If you only consume ALA (sources not from the ocean only contain ALA) you do have to be careful of how much omega 6 you consume as they compete for the same enzymes in synthesis of the non-essential PUFA’s.

> For most vitamins, organic spring mix ($4 for 1 lb on Amazon Fresh)

You are going to need to eat a small mountain of that a day. I love leafy greens but they mostly exist to add texture and fill space on the plate. You are looking at needing to eat around 2lb of spring mix to hit 100% on the important vitamins they offer.

Answer

Not even remotely. Supplements won’t make up for the diet in the big picture.

Immediately lacks animal nutrients.

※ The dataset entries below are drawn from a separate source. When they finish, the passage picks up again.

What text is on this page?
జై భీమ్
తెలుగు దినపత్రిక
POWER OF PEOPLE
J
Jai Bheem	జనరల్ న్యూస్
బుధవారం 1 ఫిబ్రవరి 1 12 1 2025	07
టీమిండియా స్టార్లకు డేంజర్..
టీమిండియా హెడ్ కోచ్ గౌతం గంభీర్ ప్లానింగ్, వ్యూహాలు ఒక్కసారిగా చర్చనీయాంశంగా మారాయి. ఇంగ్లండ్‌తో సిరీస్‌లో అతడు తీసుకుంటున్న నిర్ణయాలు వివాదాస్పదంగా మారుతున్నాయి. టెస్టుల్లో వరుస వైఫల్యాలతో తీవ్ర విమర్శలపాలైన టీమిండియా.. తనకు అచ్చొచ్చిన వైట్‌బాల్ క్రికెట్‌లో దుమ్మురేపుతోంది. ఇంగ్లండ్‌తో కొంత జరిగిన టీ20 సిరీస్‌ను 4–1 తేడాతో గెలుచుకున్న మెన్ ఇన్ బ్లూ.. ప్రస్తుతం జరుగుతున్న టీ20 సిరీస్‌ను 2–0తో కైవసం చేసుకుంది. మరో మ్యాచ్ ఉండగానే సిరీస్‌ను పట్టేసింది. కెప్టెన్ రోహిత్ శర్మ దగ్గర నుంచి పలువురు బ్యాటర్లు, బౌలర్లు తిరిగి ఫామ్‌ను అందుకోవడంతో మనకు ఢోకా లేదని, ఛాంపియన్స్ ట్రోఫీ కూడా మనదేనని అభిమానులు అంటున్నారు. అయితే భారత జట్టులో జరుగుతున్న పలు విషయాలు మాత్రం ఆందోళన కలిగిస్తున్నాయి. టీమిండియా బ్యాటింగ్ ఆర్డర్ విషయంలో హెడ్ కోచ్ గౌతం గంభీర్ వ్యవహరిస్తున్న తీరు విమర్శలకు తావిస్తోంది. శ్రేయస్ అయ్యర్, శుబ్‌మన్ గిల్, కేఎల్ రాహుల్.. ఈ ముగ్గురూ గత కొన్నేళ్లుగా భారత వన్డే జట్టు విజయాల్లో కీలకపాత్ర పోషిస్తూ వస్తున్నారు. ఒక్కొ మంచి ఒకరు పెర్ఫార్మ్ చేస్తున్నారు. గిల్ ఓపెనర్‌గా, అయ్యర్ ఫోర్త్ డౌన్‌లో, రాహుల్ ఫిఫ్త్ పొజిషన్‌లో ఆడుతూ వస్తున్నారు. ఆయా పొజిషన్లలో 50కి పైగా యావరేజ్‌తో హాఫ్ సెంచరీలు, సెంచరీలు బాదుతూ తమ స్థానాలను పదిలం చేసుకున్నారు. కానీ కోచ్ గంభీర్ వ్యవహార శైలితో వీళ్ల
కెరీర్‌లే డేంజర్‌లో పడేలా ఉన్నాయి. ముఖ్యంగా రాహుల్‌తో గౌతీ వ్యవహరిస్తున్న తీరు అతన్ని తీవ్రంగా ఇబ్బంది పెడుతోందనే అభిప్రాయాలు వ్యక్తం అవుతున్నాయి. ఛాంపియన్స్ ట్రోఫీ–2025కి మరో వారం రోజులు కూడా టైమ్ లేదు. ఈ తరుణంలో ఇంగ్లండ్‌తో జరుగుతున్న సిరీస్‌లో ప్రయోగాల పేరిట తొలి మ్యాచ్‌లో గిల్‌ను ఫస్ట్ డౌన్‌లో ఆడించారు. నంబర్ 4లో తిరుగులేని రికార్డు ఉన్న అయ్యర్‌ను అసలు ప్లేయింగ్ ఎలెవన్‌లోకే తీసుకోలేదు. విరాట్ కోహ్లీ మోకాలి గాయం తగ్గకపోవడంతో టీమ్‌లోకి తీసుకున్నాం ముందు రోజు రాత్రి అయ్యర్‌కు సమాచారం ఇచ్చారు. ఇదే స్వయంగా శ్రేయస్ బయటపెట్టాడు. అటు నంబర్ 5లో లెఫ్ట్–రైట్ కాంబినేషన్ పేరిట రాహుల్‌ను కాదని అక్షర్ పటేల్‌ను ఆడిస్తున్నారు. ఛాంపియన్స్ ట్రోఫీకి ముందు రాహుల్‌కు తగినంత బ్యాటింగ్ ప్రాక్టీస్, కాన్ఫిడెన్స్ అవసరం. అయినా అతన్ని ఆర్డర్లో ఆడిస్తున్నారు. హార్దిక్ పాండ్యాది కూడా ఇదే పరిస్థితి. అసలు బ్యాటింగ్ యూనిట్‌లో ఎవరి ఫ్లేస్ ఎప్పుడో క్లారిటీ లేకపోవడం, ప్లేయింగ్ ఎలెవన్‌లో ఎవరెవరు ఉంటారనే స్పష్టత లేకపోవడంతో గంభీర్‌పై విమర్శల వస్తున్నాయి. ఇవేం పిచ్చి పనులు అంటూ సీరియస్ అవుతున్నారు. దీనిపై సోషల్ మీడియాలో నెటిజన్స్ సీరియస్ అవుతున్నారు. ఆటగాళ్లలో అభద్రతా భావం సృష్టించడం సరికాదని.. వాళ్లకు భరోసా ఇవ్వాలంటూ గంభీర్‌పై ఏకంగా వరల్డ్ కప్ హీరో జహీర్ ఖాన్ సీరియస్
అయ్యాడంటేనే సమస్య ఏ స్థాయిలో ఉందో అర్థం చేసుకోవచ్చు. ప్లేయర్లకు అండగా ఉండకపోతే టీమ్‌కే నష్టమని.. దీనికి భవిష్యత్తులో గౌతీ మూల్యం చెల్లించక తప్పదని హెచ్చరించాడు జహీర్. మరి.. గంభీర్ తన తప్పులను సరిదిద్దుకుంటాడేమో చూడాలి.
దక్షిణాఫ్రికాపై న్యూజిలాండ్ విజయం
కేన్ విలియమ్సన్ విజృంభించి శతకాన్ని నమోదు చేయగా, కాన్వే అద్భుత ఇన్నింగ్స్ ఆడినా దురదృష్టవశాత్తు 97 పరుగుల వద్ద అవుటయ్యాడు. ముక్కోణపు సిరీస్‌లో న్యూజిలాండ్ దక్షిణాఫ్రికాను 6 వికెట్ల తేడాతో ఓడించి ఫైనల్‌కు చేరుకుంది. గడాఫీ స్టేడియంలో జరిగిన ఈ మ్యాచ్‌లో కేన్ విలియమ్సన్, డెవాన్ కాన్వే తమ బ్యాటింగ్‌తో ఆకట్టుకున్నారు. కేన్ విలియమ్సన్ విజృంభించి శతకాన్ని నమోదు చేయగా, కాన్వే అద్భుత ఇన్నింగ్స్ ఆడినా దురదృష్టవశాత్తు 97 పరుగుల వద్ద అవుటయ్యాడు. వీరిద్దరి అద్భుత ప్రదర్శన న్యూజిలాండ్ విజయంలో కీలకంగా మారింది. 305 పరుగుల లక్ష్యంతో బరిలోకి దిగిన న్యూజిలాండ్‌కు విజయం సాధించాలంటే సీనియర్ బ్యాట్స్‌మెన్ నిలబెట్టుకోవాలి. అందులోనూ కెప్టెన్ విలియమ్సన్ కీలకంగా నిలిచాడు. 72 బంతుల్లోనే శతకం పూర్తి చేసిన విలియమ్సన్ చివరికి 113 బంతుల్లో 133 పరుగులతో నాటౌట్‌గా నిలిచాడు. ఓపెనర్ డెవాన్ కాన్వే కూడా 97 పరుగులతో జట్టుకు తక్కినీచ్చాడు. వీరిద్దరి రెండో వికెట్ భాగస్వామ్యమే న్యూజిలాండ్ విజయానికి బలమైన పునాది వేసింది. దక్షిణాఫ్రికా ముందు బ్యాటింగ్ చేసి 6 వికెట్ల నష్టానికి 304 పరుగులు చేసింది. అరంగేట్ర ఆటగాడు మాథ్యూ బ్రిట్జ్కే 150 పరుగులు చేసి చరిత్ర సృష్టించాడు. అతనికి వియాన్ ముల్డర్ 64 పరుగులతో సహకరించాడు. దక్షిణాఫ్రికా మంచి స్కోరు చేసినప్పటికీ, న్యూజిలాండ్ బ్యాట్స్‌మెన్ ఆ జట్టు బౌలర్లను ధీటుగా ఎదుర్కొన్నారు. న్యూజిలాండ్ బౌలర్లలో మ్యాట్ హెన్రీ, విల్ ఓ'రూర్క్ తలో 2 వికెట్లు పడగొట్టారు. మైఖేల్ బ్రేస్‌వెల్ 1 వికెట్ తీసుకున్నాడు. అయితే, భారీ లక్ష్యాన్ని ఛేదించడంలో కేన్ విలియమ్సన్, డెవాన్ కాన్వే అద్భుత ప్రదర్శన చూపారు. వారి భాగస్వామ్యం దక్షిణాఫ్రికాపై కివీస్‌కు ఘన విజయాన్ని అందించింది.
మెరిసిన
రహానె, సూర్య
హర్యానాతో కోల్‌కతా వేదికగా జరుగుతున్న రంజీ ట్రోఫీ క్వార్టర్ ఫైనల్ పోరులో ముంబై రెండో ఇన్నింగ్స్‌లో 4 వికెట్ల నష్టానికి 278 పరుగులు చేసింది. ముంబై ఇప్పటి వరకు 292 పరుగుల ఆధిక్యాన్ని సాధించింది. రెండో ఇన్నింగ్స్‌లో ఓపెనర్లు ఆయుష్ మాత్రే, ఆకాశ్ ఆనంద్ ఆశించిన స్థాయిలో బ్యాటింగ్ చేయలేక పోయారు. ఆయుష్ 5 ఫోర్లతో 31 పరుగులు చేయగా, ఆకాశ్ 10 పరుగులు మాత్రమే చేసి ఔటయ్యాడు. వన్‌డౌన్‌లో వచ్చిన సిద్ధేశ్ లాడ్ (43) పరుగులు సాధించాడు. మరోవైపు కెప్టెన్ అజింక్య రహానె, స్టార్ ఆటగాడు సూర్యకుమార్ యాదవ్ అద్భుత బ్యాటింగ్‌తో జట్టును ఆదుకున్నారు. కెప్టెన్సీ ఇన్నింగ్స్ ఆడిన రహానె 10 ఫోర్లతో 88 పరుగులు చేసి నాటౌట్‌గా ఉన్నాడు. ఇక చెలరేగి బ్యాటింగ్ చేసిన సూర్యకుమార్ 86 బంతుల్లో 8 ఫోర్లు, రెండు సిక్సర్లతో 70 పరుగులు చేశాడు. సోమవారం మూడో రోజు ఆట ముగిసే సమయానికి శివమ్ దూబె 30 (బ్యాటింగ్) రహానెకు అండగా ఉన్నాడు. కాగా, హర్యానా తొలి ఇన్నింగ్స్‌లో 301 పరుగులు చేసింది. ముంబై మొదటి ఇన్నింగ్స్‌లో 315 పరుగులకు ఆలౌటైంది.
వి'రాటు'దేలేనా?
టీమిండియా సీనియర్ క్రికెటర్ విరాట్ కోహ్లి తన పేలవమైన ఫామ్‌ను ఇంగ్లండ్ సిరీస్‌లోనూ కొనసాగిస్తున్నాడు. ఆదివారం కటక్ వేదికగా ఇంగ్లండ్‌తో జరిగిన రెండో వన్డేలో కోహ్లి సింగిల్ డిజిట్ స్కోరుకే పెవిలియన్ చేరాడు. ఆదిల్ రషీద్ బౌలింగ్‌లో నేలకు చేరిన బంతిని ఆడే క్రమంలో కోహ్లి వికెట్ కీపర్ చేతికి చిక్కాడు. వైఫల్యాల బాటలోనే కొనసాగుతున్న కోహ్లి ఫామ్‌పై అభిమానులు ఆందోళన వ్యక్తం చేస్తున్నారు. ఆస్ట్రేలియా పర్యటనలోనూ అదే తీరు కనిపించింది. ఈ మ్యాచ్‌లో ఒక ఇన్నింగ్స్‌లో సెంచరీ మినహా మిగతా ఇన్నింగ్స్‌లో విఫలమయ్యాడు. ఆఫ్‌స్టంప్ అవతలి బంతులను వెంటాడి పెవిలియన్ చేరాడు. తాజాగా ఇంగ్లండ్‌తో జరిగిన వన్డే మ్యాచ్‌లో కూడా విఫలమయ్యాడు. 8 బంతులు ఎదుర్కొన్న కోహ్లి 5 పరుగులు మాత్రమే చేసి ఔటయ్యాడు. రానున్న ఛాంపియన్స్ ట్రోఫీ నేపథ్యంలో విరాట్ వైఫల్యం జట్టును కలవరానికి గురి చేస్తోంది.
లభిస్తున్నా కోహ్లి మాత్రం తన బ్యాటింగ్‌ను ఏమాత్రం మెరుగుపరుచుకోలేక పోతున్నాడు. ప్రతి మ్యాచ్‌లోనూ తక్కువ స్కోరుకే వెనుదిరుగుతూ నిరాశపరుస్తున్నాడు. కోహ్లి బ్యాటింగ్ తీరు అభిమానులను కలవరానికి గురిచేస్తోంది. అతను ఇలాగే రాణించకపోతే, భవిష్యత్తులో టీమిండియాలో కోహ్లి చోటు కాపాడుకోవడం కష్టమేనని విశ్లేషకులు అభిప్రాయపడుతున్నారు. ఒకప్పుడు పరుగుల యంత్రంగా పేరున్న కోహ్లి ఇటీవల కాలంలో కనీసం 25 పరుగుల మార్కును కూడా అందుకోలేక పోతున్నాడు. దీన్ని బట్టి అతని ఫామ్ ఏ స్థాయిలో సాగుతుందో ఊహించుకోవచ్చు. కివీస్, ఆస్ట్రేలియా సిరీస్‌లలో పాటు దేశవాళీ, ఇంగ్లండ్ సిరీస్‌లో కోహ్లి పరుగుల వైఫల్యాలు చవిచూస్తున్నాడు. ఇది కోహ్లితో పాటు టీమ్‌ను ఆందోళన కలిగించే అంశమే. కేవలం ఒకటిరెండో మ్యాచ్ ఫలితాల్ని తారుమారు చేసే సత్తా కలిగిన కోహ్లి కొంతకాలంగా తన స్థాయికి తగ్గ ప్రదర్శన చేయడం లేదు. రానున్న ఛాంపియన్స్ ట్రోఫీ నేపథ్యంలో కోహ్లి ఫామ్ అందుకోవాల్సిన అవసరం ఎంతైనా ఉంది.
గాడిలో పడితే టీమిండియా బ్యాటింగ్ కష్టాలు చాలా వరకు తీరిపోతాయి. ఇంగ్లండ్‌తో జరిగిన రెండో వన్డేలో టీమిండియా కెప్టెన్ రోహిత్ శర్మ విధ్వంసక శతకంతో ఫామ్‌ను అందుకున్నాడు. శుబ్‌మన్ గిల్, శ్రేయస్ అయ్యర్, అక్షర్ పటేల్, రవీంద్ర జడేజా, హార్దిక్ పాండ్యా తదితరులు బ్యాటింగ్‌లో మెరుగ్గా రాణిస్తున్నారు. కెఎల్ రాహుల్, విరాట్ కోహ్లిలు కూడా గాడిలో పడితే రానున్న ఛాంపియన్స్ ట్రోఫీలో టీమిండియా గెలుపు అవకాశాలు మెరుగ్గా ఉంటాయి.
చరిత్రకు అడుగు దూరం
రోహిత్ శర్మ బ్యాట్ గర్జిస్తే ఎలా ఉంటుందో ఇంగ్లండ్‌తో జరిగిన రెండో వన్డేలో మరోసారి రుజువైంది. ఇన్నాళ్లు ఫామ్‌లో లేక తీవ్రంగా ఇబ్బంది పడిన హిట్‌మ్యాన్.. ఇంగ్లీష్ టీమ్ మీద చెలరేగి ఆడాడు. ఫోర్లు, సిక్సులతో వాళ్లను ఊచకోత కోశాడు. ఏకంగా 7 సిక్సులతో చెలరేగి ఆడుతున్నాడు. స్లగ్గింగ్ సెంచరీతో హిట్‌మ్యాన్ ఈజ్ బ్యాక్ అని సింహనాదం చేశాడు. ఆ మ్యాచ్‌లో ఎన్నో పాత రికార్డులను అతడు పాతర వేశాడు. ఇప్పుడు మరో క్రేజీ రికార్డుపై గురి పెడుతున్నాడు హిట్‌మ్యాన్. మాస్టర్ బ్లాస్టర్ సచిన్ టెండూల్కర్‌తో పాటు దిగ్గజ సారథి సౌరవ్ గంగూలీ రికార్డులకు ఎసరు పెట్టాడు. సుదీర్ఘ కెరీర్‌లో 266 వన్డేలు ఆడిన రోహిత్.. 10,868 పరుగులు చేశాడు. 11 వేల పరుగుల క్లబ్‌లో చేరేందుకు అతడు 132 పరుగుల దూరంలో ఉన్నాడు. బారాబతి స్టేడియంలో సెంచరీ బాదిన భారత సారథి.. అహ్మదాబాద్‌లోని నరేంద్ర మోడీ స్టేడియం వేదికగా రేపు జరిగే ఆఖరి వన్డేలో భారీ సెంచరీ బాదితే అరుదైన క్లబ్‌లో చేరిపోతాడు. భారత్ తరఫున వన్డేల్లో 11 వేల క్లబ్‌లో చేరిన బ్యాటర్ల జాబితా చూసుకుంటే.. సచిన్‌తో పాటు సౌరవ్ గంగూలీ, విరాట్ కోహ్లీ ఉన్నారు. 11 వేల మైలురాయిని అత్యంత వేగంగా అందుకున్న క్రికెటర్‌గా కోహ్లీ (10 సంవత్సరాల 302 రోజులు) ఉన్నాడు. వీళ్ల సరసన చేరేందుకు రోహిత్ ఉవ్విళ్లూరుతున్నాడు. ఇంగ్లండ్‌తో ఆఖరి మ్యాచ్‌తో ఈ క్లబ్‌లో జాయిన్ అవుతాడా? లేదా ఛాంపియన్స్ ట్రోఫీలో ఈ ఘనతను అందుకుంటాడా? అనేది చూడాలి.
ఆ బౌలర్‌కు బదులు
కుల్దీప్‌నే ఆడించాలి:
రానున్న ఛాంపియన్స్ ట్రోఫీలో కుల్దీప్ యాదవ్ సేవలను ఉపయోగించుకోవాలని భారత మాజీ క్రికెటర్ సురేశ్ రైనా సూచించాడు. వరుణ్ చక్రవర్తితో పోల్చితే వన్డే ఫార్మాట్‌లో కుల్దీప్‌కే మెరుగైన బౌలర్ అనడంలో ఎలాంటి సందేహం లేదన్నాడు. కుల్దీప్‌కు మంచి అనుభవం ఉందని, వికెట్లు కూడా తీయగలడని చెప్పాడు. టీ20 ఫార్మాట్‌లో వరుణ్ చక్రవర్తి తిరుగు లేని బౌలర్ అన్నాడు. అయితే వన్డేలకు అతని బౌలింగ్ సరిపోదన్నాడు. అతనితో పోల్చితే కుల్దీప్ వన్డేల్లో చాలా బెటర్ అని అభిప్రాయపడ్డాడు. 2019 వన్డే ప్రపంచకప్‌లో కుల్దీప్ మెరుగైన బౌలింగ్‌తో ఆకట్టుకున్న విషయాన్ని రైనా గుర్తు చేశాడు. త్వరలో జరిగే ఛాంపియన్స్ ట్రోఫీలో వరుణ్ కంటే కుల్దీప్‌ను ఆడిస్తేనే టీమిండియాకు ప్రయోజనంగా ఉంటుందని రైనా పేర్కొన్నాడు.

Especially quality protein, iron, vitamins, etc

Low omega 3 (especially since we can’t really convert plant omega 3 to EPA and DHA) in the grand scheme and higher omega 6

Low B vitamins and D3.

You’d have awful digestion since humans aren’t built for seed consumption.

Answer

No, what you describe does not appear to be a healthy balanced eating pattern.

The USDA just published guidelines for 2020 -2025.

Download @ USDA Dietary Guidelines

Answer

Make sure you use ground flax seeds or flax seed meal never eat seeds whole. Also I mix water into a paste of flax meal, Chia seeds, and nutritional yeast. A 1/2 block of Frozen spinach drained is easier to deal with IMO. Make a nice wrap with those ingredients plus some meat if possible.